Gaz lacrymogène à Tunis

Gaz lacrymogène à Tunis

Jeudi, la police de Calcutta a violemment réprimé une manifestation d’habitants de taudis de la ville qui ont été expulsés de leurs cabanes la semaine dernière à Nanadanga, dans le sud de la métropole. Nonadanga est la zone où les pauvres expulsés d’autres quartiers de Calcutta ont été réinstallés ces cinq dernières années en vertu d’un projet de services de base à destination des pauvres des villes. Ces projets de relocalisation ont été dirigé par la KMDA (Kolkata Metropolitan Development Authority) et le KEIP (Kolkata Environmental Improvment Project) qui possèdent les terrains de la zone, sans qu’aucun service ni aménagement de base (écoles, services de santé,…) pour les familles ‘relogées’ ne soient fournis. Au fil du temps, Nonadanga est également devenu l’endroit où de nombreuses autres familles, fuyant leurs villages en raison de mauvaises récoltes et de leur surendettement, se sont installées. Ce sont ces gens qui ont été expulsés la semaine dernière, leurs cabanes démolies et incendiées par la KMDA et la police, ceux-ci les qualifiant de ‘squatteurs’. La véritable raison derrière cette expulsion est que la terre occupée par les famille se situe à proximité d’un axe routier important et est récemment devenu la cible de promoteurs immobiliers. Afin de rendre cette terre disponible au développement, plus de 200 baraques ont été détruites au bulldozer et les biens de toutes ces familles brûlés.

Avant-hier, tous ces expulsés ont tenté de se rendre en cortège vers l’axe routier en question afin de protester contre leur éviction, mais la police les en a empêché avant de charger la foule avec des bâtons. Le rassemblement, comptant de nombreuses femmes et enfants, a été disloqué de manière brutale, les forces de l’ordre faisant beaucoup de blessés. Une femme enceinte a dû être hospitalisée, et un jeune garçon de trois ans a eu le crâne fracassé. De nombreux militants solidaires ont également été victimes de coups.

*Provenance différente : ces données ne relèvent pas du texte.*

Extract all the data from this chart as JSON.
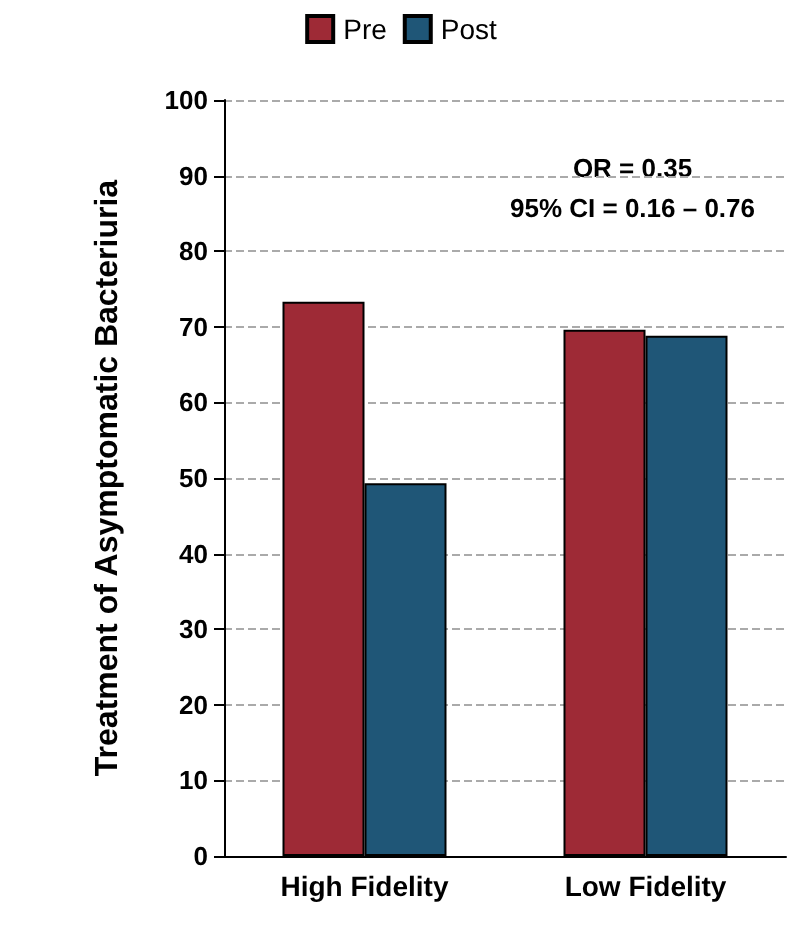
{
  "chart_data": {
    "type": "bar",
    "ylabel": "Treatment of Asymptomatic Bacteriuria",
    "categories": [
      "High Fidelity",
      "Low Fidelity"
    ],
    "series": [
      {
        "name": "Pre",
        "color": "#9e2a36",
        "values": [
          73.3,
          69.6
        ]
      },
      {
        "name": "Post",
        "color": "#1f5677",
        "values": [
          49.3,
          68.8
        ]
      }
    ],
    "ylim": [
      0,
      100
    ],
    "yticks": [
      0,
      10,
      20,
      30,
      40,
      50,
      60,
      70,
      80,
      90,
      100
    ],
    "grid": "y",
    "legend": "top",
    "annotations": [
      "OR = 0.35",
      "95% CI = 0.16 – 0.76"
    ]
  }
}
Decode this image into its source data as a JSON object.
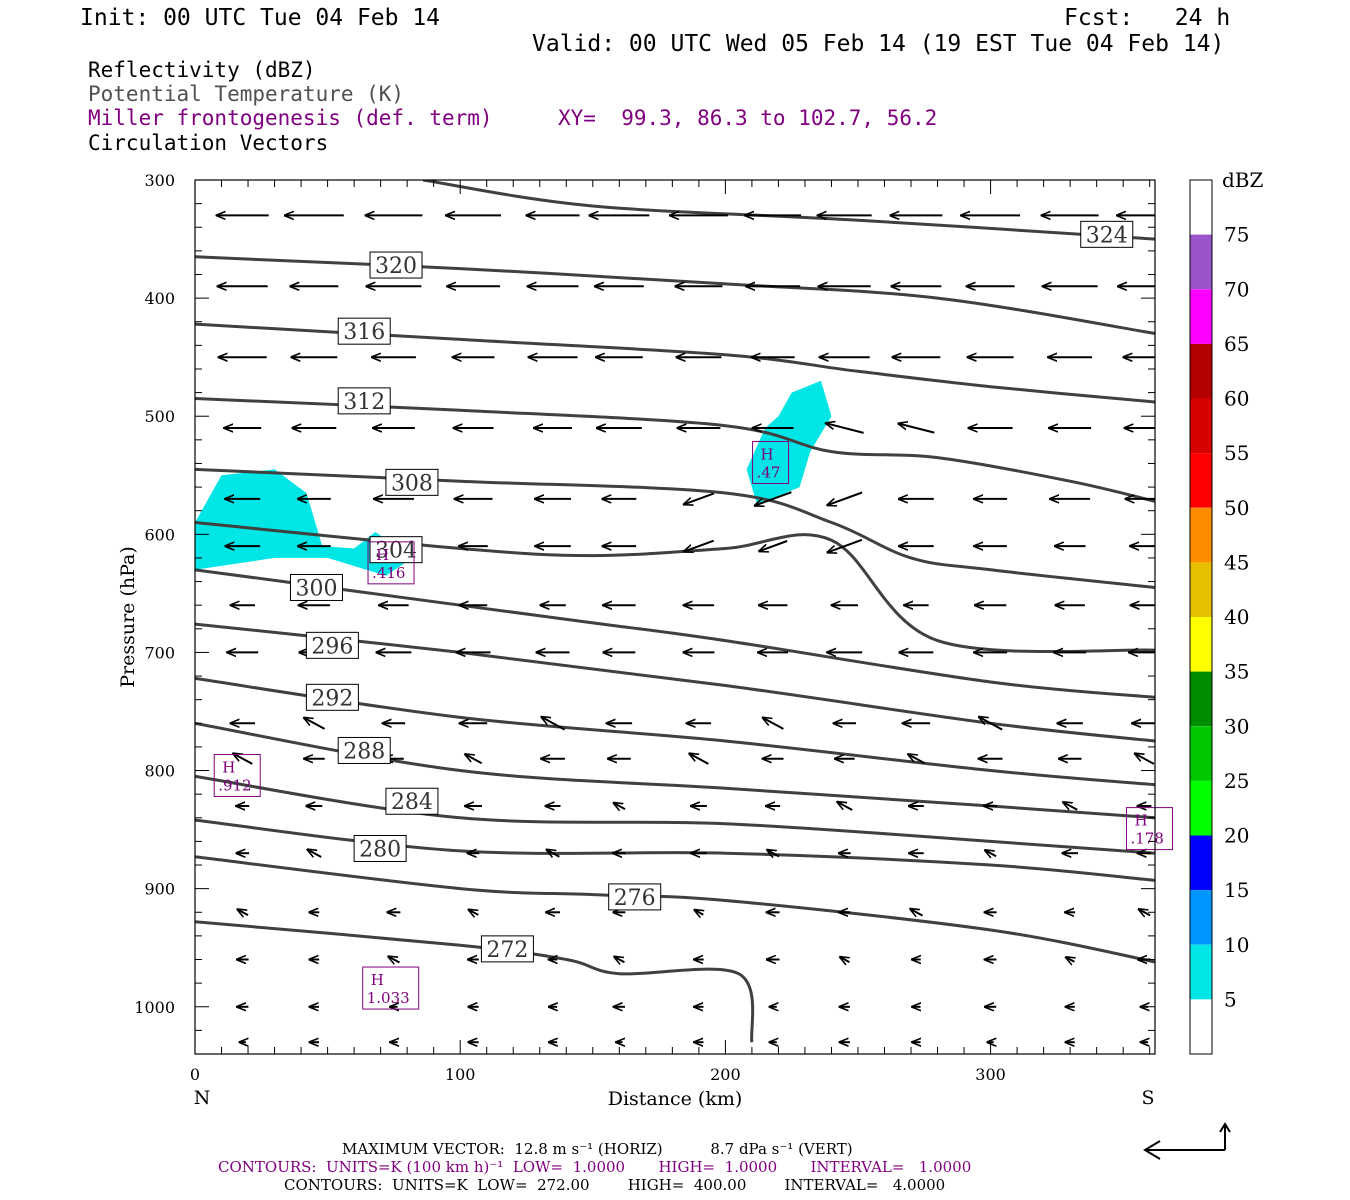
{
  "header": {
    "init": "Init: 00 UTC Tue 04 Feb 14",
    "fcst": "Fcst:   24 h",
    "valid": "Valid: 00 UTC Wed 05 Feb 14 (19 EST Tue 04 Feb 14)"
  },
  "legend": {
    "reflectivity": "Reflectivity (dBZ)",
    "theta": "Potential Temperature (K)",
    "frontogenesis": "Miller frontogenesis (def. term)",
    "xy": "XY=  99.3, 86.3 to 102.7, 56.2",
    "vectors": "Circulation Vectors"
  },
  "colors": {
    "theta_contour": "#404040",
    "frontogenesis": "#800080",
    "reflectivity_5": "#00e5e5"
  },
  "chart_data": {
    "type": "contour",
    "xlabel": "Distance (km)",
    "ylabel": "Pressure (hPa)",
    "xlim": [
      0,
      362
    ],
    "ylim": [
      1040,
      300
    ],
    "x_ticks": [
      0,
      100,
      200,
      300
    ],
    "y_ticks": [
      300,
      400,
      500,
      600,
      700,
      800,
      900,
      1000
    ],
    "left_end_label": "N",
    "right_end_label": "S",
    "theta_contours": [
      {
        "level": 324,
        "label": "324",
        "label_at": [
          334,
          346
        ],
        "points": [
          [
            86,
            300
          ],
          [
            150,
            322
          ],
          [
            250,
            334
          ],
          [
            362,
            350
          ]
        ]
      },
      {
        "level": 320,
        "label": "320",
        "label_at": [
          66,
          372
        ],
        "points": [
          [
            0,
            365
          ],
          [
            100,
            375
          ],
          [
            200,
            388
          ],
          [
            280,
            400
          ],
          [
            362,
            430
          ]
        ]
      },
      {
        "level": 316,
        "label": "316",
        "label_at": [
          54,
          428
        ],
        "points": [
          [
            0,
            422
          ],
          [
            100,
            435
          ],
          [
            200,
            448
          ],
          [
            250,
            462
          ],
          [
            300,
            475
          ],
          [
            362,
            488
          ]
        ]
      },
      {
        "level": 312,
        "label": "312",
        "label_at": [
          54,
          487
        ],
        "points": [
          [
            0,
            485
          ],
          [
            100,
            495
          ],
          [
            200,
            508
          ],
          [
            240,
            530
          ],
          [
            280,
            535
          ],
          [
            330,
            555
          ],
          [
            362,
            572
          ]
        ]
      },
      {
        "level": 308,
        "label": "308",
        "label_at": [
          72,
          556
        ],
        "points": [
          [
            0,
            545
          ],
          [
            100,
            555
          ],
          [
            200,
            565
          ],
          [
            240,
            590
          ],
          [
            270,
            620
          ],
          [
            300,
            630
          ],
          [
            362,
            645
          ]
        ]
      },
      {
        "level": 304,
        "label": "304",
        "label_at": [
          66,
          613
        ],
        "points": [
          [
            0,
            590
          ],
          [
            100,
            612
          ],
          [
            150,
            618
          ],
          [
            200,
            612
          ],
          [
            240,
            605
          ],
          [
            280,
            690
          ],
          [
            362,
            698
          ]
        ]
      },
      {
        "level": 300,
        "label": "300",
        "label_at": [
          36,
          645
        ],
        "points": [
          [
            0,
            630
          ],
          [
            100,
            660
          ],
          [
            150,
            675
          ],
          [
            200,
            690
          ],
          [
            300,
            725
          ],
          [
            362,
            738
          ]
        ]
      },
      {
        "level": 296,
        "label": "296",
        "label_at": [
          42,
          694
        ],
        "points": [
          [
            0,
            676
          ],
          [
            100,
            700
          ],
          [
            200,
            728
          ],
          [
            300,
            760
          ],
          [
            362,
            775
          ]
        ]
      },
      {
        "level": 292,
        "label": "292",
        "label_at": [
          42,
          738
        ],
        "points": [
          [
            0,
            722
          ],
          [
            100,
            755
          ],
          [
            200,
            775
          ],
          [
            300,
            800
          ],
          [
            362,
            812
          ]
        ]
      },
      {
        "level": 288,
        "label": "288",
        "label_at": [
          54,
          783
        ],
        "points": [
          [
            0,
            760
          ],
          [
            100,
            800
          ],
          [
            200,
            815
          ],
          [
            300,
            830
          ],
          [
            362,
            840
          ]
        ]
      },
      {
        "level": 284,
        "label": "284",
        "label_at": [
          72,
          826
        ],
        "points": [
          [
            0,
            805
          ],
          [
            100,
            840
          ],
          [
            200,
            845
          ],
          [
            300,
            860
          ],
          [
            362,
            870
          ]
        ]
      },
      {
        "level": 280,
        "label": "280",
        "label_at": [
          60,
          866
        ],
        "points": [
          [
            0,
            842
          ],
          [
            100,
            868
          ],
          [
            200,
            870
          ],
          [
            300,
            880
          ],
          [
            362,
            893
          ]
        ]
      },
      {
        "level": 276,
        "label": "276",
        "label_at": [
          156,
          907
        ],
        "points": [
          [
            0,
            873
          ],
          [
            100,
            900
          ],
          [
            150,
            905
          ],
          [
            200,
            910
          ],
          [
            300,
            935
          ],
          [
            362,
            962
          ]
        ]
      },
      {
        "level": 272,
        "label": "272",
        "label_at": [
          108,
          951
        ],
        "points": [
          [
            0,
            928
          ],
          [
            100,
            948
          ],
          [
            140,
            960
          ],
          [
            160,
            972
          ],
          [
            205,
            972
          ],
          [
            210,
            1030
          ]
        ]
      }
    ],
    "reflectivity_areas": [
      {
        "dbz_min": 5,
        "outline": [
          [
            0,
            590
          ],
          [
            10,
            550
          ],
          [
            30,
            545
          ],
          [
            42,
            565
          ],
          [
            48,
            610
          ],
          [
            60,
            612
          ],
          [
            68,
            598
          ],
          [
            82,
            620
          ],
          [
            72,
            635
          ],
          [
            50,
            620
          ],
          [
            30,
            620
          ],
          [
            0,
            630
          ]
        ]
      },
      {
        "dbz_min": 5,
        "outline": [
          [
            220,
            500
          ],
          [
            225,
            480
          ],
          [
            236,
            470
          ],
          [
            240,
            500
          ],
          [
            232,
            530
          ],
          [
            228,
            560
          ],
          [
            212,
            575
          ],
          [
            208,
            545
          ],
          [
            215,
            510
          ]
        ]
      }
    ],
    "frontogenesis_maxima": [
      {
        "label": "H",
        "value": ".47",
        "at": [
          211,
          540
        ]
      },
      {
        "label": "H",
        "value": ".416",
        "at": [
          66,
          625
        ]
      },
      {
        "label": "H",
        "value": ".912",
        "at": [
          8,
          805
        ]
      },
      {
        "label": "H",
        "value": ".178",
        "at": [
          352,
          850
        ]
      },
      {
        "label": "H",
        "value": "1.033",
        "at": [
          64,
          985
        ]
      }
    ],
    "colorbar": {
      "unit": "dBZ",
      "levels": [
        5,
        10,
        15,
        20,
        25,
        30,
        35,
        40,
        45,
        50,
        55,
        60,
        65,
        70,
        75
      ],
      "colors": [
        "#00e5e5",
        "#0096ff",
        "#0000ff",
        "#00ff00",
        "#00c800",
        "#008c00",
        "#ffff00",
        "#e5bf00",
        "#ff8c00",
        "#ff0000",
        "#d70000",
        "#b40000",
        "#ff00ff",
        "#9955c9",
        "#ffffff"
      ]
    }
  },
  "footer": {
    "max_vector": "MAXIMUM VECTOR:  12.8 m s⁻¹ (HORIZ)          8.7 dPa s⁻¹ (VERT)",
    "contours_1": "CONTOURS:  UNITS=K (100 km h)⁻¹  LOW=  1.0000       HIGH=  1.0000       INTERVAL=   1.0000",
    "contours_2": "CONTOURS:  UNITS=K  LOW=  272.00        HIGH=  400.00        INTERVAL=   4.0000"
  }
}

Quelques 10000 manifestants kurdes se sont réunis devant le Conseil de l’Europe à Strasbourg et on fait un sit-in appelant les institutions européennes à ouvrir les yeux sur la répression subie par le peuple kurde en Turquie et ailleurs en Europe. Ce rassemblement était également organisé en soutien des centaines de prisonniers politiques actuellement en grève de la faim pour exiger leur libération. Il est aujourd’hui impossible de donner le nombre exact de prisonniers politiques kurdes, mais il est estimé à des dizaines de milliers. Les grévistes appellent également à l’autonomie pour le peuple kurde et à la libération du leader du PKK, Abdullah Ocalan.

Manifestation kurde à Strasbourg

Manifestation kurde à Strasbourg

Plus de 1500 personnes se sont rassemblées hier soir dans le centre d’Athènes pour rendre hommage à un retraité qui s’était suicidé plus tôt dans la journée dans le centre-ville, dénonçant la politique gouvernementale d’austérité et les ses conditions de vie suite à celles-ci. Rapidement, les forces de l’ordre ont encerclé la foule, entraînant des affrontements avec les manifestants. Ces dernières ont tiré des gaz lacrymogènes espérant disperser un groupe de manifestants qui a répliqué en leur lançant des pierres. Une dizaine de personnes ont été interpellées. Par ailleurs, deux journalistes ont dû être hospitalisés en début de soirée après avoir été brutalisés par les forces anti-émeutes. De nouveaux rassemblements devraient ce tenir aujourd’hui en début de soirée dans la capitale grecque.